FAZEI O NOSSO CORÇAÃO ARDER QUANDO FALARDES.
FAZEI O NOSSO CORÇAÃO ARDER QUANDO FALARDES.
Ou para recitação:
Aleluia, aleluia, aleluia.
Aleluia, aleluia, aleluia.
Senhor Jesus, revelai-nos o sentido da Escritura; fazei o nosso coração arder quando falardes.
14. Enquanto isso, o sacerdote, quando se usa incenso, coloca-o no turíbulo.

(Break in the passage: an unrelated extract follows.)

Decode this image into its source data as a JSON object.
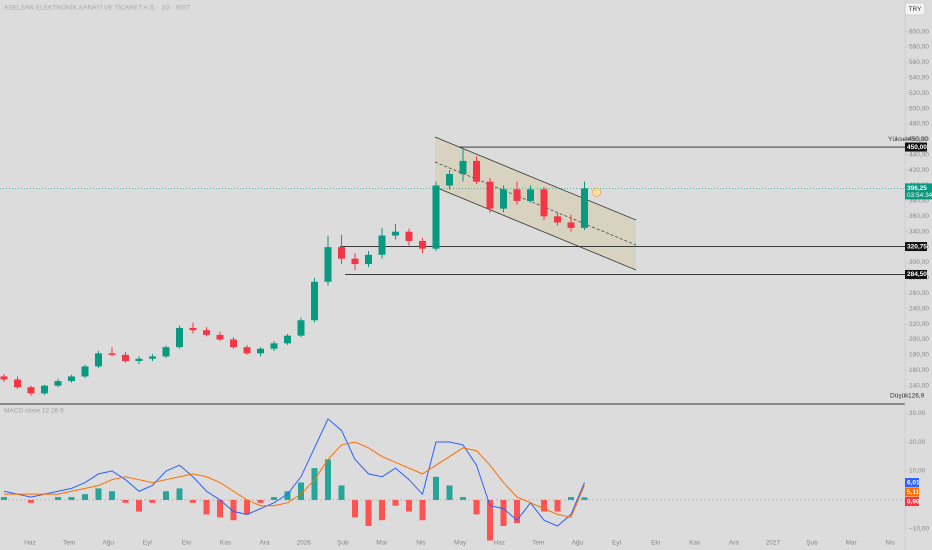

O diácono, que vai proclamar o Evangelho, inclinando-se profundamente diante do sacerdote, pede a bênção em voz baixa:
℣.: Dá-me a tua bênção.
O sacerdote diz em voz baixa:
Pres.: O Senhor esteja em teu coração e em teus lábios, para que possas anunciar dignamente o seu Evangelho: em nome do Pai e do Filho + e do Espírito Santo.
O diácono faz o sinal da cruz e responde:
℣.: Amém.
Se não houver diácono, o sacerdote, inclinando-se diante do altar, reza em silêncio:
Ó Deus todo-poderoso, purificai-me o coração e os lábios, para que eu possa anunciar dignamente o vosso santo Evangelho.
EVANGELHO
Lc 24, 13-35
“Não estava ardendo o nosso coração
quando ele nos falava pelo caminho,
e nos explicava as Escrituras?”
15. O diácono ou o sacerdote dirige-se ao ambão, acompanhado, se for oportuno, pelos ministros com o incenso e velas, e diz:
℣.: O Senhor esteja convosco.
Ass.: Ele está no meio de nós.
O diácono ou o sacerdote diz, e, enquanto isso, faz o sinal da cruz sobre o livro e, depois, sobre si mesmo, na fronte, na boca e no peito.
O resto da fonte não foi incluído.